Two distinct phenotypes in Snijders Blok-Campeau syndrome and characterization of the behavioral phenotype in a zebrafish model.

Chromatin remodeling is an important system controlling gene expression. CHD3, which is a causative gene of Snijders Blok-Campeau syndrome (SNIBCPS), is a member of the chromodomain helicase DNA-binding (CHD) family related to chromatin remodeling. SNIBCPS is characterized by developmental delay (DD), intellectual disability (ID), macrocephaly, and facial features including a prominent forehead and hypertelorism. Hypersociability/overfriendliness is a notable behavioral feature in patients.

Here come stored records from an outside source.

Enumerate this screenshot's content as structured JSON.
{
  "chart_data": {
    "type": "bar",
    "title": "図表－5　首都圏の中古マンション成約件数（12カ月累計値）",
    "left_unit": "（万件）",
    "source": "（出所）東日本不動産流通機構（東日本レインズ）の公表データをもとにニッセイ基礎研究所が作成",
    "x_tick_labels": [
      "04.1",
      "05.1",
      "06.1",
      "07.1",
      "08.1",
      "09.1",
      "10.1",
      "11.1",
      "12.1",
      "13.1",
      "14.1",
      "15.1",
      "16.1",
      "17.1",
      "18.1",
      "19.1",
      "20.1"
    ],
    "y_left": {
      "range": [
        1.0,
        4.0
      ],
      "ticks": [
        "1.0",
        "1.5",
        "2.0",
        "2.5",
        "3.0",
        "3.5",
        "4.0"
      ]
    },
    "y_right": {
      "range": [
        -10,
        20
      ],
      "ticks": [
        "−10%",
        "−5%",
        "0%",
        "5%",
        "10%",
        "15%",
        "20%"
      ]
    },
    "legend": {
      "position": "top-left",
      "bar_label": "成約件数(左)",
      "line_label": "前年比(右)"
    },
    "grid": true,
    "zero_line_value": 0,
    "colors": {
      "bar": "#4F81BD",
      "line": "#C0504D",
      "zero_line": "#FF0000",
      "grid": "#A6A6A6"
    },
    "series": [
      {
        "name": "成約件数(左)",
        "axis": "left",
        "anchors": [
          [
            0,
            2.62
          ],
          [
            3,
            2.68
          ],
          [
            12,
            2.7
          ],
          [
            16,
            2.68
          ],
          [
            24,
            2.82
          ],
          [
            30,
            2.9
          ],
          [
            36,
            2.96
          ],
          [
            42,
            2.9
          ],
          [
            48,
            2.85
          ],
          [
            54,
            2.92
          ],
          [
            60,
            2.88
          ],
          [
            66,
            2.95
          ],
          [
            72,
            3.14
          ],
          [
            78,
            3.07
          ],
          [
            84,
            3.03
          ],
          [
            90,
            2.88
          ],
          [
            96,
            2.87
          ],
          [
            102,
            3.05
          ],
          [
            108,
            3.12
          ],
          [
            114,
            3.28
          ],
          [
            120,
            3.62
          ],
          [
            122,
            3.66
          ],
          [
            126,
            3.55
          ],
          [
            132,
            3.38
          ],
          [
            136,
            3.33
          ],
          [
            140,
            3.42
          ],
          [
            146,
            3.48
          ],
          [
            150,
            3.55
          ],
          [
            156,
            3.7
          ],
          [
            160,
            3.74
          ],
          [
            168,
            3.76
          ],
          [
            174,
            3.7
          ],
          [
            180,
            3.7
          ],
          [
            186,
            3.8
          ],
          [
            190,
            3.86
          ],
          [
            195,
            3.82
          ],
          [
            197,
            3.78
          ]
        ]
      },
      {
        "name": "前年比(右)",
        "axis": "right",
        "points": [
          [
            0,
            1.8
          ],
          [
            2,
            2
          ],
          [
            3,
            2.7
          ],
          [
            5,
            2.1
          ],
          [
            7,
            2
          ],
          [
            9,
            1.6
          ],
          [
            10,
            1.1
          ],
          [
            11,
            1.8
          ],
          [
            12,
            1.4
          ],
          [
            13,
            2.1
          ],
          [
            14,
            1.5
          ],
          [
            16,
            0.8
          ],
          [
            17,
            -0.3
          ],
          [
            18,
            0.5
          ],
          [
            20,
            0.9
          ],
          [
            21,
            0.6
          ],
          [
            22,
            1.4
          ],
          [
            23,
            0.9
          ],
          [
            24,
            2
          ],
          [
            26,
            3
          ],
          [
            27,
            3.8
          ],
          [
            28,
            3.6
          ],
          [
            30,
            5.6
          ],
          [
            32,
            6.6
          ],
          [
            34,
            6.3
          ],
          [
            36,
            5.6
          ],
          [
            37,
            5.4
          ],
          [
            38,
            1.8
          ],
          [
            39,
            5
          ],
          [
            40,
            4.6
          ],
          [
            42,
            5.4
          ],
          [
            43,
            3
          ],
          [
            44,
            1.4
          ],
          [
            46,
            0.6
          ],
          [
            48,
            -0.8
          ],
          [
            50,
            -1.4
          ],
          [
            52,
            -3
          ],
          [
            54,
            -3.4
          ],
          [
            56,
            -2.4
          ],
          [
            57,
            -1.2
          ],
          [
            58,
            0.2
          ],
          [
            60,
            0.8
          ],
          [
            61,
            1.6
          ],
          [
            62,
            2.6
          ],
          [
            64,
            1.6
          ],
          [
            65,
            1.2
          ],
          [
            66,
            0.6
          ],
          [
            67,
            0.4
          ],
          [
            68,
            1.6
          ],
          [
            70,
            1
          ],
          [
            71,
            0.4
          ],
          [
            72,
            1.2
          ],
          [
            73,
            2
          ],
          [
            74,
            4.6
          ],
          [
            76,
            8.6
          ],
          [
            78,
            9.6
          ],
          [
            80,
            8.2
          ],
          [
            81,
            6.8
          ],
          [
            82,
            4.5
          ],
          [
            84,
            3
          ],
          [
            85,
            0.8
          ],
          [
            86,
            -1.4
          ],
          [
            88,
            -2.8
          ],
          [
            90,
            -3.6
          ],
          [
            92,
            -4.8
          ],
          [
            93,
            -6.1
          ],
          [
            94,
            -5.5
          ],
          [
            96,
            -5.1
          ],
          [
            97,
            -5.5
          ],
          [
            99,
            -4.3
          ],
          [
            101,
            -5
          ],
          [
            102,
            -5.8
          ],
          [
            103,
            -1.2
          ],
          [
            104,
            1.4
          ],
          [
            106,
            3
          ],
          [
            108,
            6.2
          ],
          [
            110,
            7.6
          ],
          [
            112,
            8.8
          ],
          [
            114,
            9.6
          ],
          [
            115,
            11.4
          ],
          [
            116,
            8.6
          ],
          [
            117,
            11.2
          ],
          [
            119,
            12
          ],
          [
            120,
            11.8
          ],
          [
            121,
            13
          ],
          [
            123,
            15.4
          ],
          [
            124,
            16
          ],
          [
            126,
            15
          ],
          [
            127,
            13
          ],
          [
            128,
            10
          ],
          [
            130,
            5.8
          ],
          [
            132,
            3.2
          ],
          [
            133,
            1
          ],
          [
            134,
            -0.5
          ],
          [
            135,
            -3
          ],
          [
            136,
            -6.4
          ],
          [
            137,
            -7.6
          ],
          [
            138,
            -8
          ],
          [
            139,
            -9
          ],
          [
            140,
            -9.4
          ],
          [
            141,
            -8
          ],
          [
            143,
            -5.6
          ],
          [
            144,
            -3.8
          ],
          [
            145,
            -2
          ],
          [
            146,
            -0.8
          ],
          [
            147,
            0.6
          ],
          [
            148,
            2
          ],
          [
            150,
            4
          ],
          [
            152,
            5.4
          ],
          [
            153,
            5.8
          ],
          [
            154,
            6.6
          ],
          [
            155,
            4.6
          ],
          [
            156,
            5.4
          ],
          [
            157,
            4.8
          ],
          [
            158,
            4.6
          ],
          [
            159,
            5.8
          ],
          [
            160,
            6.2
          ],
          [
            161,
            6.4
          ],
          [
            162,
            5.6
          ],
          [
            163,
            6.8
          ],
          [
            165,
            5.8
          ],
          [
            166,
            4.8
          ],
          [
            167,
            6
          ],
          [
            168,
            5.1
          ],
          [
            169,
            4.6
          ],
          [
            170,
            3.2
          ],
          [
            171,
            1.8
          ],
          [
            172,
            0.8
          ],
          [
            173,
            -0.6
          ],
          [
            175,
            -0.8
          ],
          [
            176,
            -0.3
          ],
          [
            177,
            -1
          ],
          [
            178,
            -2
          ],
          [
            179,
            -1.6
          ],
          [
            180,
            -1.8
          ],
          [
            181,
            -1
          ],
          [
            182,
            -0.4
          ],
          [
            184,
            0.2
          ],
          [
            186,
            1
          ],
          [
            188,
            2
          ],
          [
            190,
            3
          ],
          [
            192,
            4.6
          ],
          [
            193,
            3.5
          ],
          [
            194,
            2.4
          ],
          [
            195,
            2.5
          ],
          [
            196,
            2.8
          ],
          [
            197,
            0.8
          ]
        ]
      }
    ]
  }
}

Here, we describe five SNIBCPS patients with CHD3 variants from four families, including a sibling pair caused by parental gonosomal mosaicism. We observed two distinct phenotypes in our patients in accordance with previous observations. Phenotype 1: macrocephaly, hypertelorism, overgrowth, DD, and ID; and Phenotype 2: microcephaly, growth retardation, DD, and ID. Phenotype 1 was consistent with the typical SNIBCPS phenotype, while Phenotype 2 was distinct. To understand further the features of the patients with SNIBCPS, we generated chd3-knockout (KO) zebrafish using CRISPR-Cas9 genome editing. No morphological changes were observed in chd3-KO zebrafish. However, behavioral tests showed that chd3-KO zebrafish had strong and sustained interest in others, and were less aggressive toward others, suggesting a recapitulation of the hypersociability/overfriendliness phenotype in patients with SNIBCPS. Metabolomic analysis using whole brains showed changes in metabolites processed by specific mitochondrial enzymes in chd3-KO zebrafish. The administration of metformin, which reportedly ameliorates mitochondrial dysfunction and behavioral abnormalities, attenuated the abnormal behavior of chd3-KO zebrafish. Our study helps delineate the phenotypes of patients with SNIBCPS, provides insights into a characteristic behavior of the disease, and suggests a potential treatment to improve the behavioral symptoms of patients.